HOMEM, AMAZÔNIA E ECOLOGIA: A CONTRIBUIÇÃO DO PENSAMENTO DE DJALMA BATISTA
Isaac Melo
Pode-se,
sem falso louvor, situar Djalma Batista entre os grandes estudiosos
amantes da Amazônia; um amazonófilo, utilizando-se, aqui, da expressão
cunhada por Gilberto Freyre para se referir a Leandro Tocantins. A
ecologia, posteriormente a integrar as ciências ecológicas, passou a
ganhar feições próprias, como ciência, a partir do século XIX,
adquirindo expressiva força na década de 1960, com o advento dos
movimentos ambientais. Apesar de ser alvo de estudos desde tempos
remotos, como os desenvolvidos, na Grécia antiga, por Hipócrates e
Aristóteles, referentes à história natural, só mais recente o nosso
“grande lar” passou a ser objeto de atenção e estudo científico.
A
Amazônia, enquanto grande reserva natural do planeta, desde a lenda das
amazonas, propagada pelo relato de Frei Gaspar de Carvajal, em 1542,
sempre atraiu sobre si a curiosidade exploratório-científica, sobretudo
nos séculos XVIII e XIX, exemplificada, entre outras, pelas clássicas
expedições naturalistas de La Condamine (1735), Alexandre Rodrigues
Ferreira (1786), Martius-Spix (1817-1820), Bates-Wallace (1848), Agassiz
(1865-1866). Inicialmente a natureza exercia o predomínio sobre o fator
humano. Aquela era maior do que este, e o absorvia. Daí a expressão de
Euclides da Cunha, em princípio do século XX, inebriado pela
grandiosidade da selva frente ao homem: “O homem, ali, é ainda um
intruso impertinente”. Porém, com o aumento do fluxo humano, entre
outros, proporcionado pela migração, somado ao aperfeiçoamento da
técnica que permitiu desenvolver novas tecnologias, a Amazônia passou a
sofrer considerável impacto sobre o seu meio natural. O que antes
parecia ser inviolável, indobrável, mostra-se um complexo sensível às
intervenções humanas desmedidas. A Amazônia passa então a necessitar ou a
exigir uma ética que regule e oriente o agir humano sobre ela. A
ecologia ou as ciências ecológicas vem colaborar, nesse primeiro
momento, para tal reflexão, ao conceber o homem em interação com toda a
biosfera.
Djalma
Batista (1916-1979) encontra-se entre aqueles que vem colocar a Amazônia
na grande pauta da reflexão nacional e mesmo internacional, num momento
em que a própria Amazônia passa a ser alvo da cobiça internacional,
frente ao descaso governamental brasileiro, que, pode-se afirmar, não
sabia como integrá-la ao restante do país. Cientista, pesquisador,
escritor, literato, homem de profunda cultura, Djalma, arguto nas
observações e rigoroso nos registros, distancia-se do pensamento
romantizado acerca da Amazônia para lançar um olhar mais acurado e
crítico, com embasamento científico, às grandes questões que se
apresentavam à complexa realidade amazônica.
Médico
formado pela famosa Faculdade de Medicina da Bahia (1939), quando de seu
retorno à Amazônia, aos 23 anos, lança-se ao estudo dos diversos
problemas que assolavam a região, entre os quais, as doenças tropicais, a
hanseníase e a tuberculose, onde alcança resultados notáveis.
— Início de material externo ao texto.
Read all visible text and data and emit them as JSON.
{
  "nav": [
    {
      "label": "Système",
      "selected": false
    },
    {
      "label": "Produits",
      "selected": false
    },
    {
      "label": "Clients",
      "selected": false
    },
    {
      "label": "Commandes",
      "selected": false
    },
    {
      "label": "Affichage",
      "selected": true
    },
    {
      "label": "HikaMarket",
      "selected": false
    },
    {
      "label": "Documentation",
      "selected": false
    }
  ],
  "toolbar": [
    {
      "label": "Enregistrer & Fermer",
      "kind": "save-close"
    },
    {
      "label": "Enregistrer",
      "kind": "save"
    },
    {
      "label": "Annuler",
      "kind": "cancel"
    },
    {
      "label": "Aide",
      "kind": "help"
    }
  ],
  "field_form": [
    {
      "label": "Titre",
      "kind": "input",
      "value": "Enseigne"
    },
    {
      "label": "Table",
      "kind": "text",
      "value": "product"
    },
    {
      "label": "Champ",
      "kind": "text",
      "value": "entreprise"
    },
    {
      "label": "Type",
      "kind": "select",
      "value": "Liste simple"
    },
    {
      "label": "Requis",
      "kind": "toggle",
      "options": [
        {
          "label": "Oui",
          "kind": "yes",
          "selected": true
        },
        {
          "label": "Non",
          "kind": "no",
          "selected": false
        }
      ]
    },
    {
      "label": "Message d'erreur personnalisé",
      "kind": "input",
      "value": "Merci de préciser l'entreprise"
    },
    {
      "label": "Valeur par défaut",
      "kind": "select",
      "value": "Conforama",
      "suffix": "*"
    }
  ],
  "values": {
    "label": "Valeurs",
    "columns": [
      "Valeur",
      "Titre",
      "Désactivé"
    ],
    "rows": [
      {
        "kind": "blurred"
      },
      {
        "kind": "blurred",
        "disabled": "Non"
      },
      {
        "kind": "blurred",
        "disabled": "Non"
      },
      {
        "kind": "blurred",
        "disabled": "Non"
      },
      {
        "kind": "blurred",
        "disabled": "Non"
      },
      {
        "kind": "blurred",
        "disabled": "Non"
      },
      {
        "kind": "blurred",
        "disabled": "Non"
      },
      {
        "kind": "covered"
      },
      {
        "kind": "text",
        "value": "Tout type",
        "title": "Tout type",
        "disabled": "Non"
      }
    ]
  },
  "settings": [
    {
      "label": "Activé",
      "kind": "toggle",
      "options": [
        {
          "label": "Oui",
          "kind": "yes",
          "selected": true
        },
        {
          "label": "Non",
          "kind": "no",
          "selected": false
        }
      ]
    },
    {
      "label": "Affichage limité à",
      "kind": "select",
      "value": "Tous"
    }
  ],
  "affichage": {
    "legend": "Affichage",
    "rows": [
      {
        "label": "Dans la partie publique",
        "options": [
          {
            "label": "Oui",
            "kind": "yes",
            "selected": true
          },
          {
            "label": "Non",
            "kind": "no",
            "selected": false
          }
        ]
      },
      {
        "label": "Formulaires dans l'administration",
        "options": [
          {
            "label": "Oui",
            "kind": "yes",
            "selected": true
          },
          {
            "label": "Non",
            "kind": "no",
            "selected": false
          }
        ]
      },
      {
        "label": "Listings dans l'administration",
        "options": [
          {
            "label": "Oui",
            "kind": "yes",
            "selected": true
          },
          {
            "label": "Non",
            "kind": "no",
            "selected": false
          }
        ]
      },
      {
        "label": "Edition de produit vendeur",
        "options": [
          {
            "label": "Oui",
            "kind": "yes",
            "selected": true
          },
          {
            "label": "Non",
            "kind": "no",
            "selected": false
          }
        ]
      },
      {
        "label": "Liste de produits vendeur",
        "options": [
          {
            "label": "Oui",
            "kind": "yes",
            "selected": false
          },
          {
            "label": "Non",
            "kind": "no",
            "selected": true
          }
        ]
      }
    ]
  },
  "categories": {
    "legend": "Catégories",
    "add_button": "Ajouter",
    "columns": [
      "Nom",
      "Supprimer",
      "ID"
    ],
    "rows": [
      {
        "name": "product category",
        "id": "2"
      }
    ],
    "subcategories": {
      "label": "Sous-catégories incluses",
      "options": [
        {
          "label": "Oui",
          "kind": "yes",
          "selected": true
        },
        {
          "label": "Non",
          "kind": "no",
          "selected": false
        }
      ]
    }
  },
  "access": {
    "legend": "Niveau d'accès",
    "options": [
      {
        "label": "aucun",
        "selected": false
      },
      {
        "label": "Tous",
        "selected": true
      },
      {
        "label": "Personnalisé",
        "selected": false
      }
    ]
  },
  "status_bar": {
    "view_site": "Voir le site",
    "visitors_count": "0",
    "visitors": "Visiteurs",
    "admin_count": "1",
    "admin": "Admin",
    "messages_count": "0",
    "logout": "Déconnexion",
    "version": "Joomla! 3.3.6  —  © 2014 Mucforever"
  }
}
Quando
mais adiante assume a direção do Instituto Nacional de Pesquisas da
Amazônia (INPA), de 1959 a 1968, irá reclamar a necessidade do
desenvolvimento tecnológico da região aliado ao desenvolvimento cultural
de seus habitantes.
A
Amazônia de Djalma ainda é, em grande parte, desconhecida
cientificamente, por isso ele afirmava que “a Amazônia, se não é o
infinito, é pelo menos o indefinido” (2003, p.65), por isso a
necessidade de pesquisadores para descerrar o ‘véu de Ísis’ que envolvia
a região, hoje, em parte, desnudada pelos modernos satélites que
exibem, com precisão, detalhes dos lugares mais remotos da planície
amazônica. Por isso afirmava que a natureza amazônica não estava
suficientemente conhecida e estudada, o que ainda persiste.
Djalma
não encarava a Amazônia segundo os critérios tradicionais da geografia
física, política ou continental, mas a partir da geografia humana. Logo
percebeu o ponto nevrálgico da ocupação amazônica. Para ele, toda a
história da Amazônia tinha sido, até aquele momento, uma colonização
desorganizada, em que a produção extrativa era a base de todo erro
estrutural da economia, devido sua condição arcaica. Compreendia que
todo o processo de ocupação tinha sido uma aventura, a serviço de
empreendimentos mercantis, que começaram desde a primeira hora. “A
ocupação da Amazônia, nos moldes de uma política meramente imediatista, é
propriamente um crime”, ressaltava o cientista (cf. 1976, p.128).
Acerca
do boom gomífero, a borracha, Djalma afirmava que esta era o verdadeiro
símbolo da Amazônia, contemporaneamente, cujas oscilações constituiram o
fluxo e o refluxo das marés sociais e econômicas. Entrevia, no entanto,
a transposição desse símbolo para o rio, em perene movimento, sempre
adiante, a insinuar, a exemplificar, a impor a atividade. Hoje diríamos
as rodovias, e mesmo, o transporte aéreo. Segundo ele, o alvorecer
promissor de um ciclo de cultura na Amazônia, proporcionado pela
borracha, não correspondeu totalmente à expectativa, pois, na economia
permanecemos sempre extrativistas e predatórios, e não principiamos
sequer a construir uma economia no sentido capitalista; na alimentação,
deixamos os enlatados, porém, continuamos a receber quase tudo de fora, o
que poderia ser cultivado em nossas terras; o comércio em geral ainda
não era comércio, mas puro escambo, troca de mercadorias por gêneros.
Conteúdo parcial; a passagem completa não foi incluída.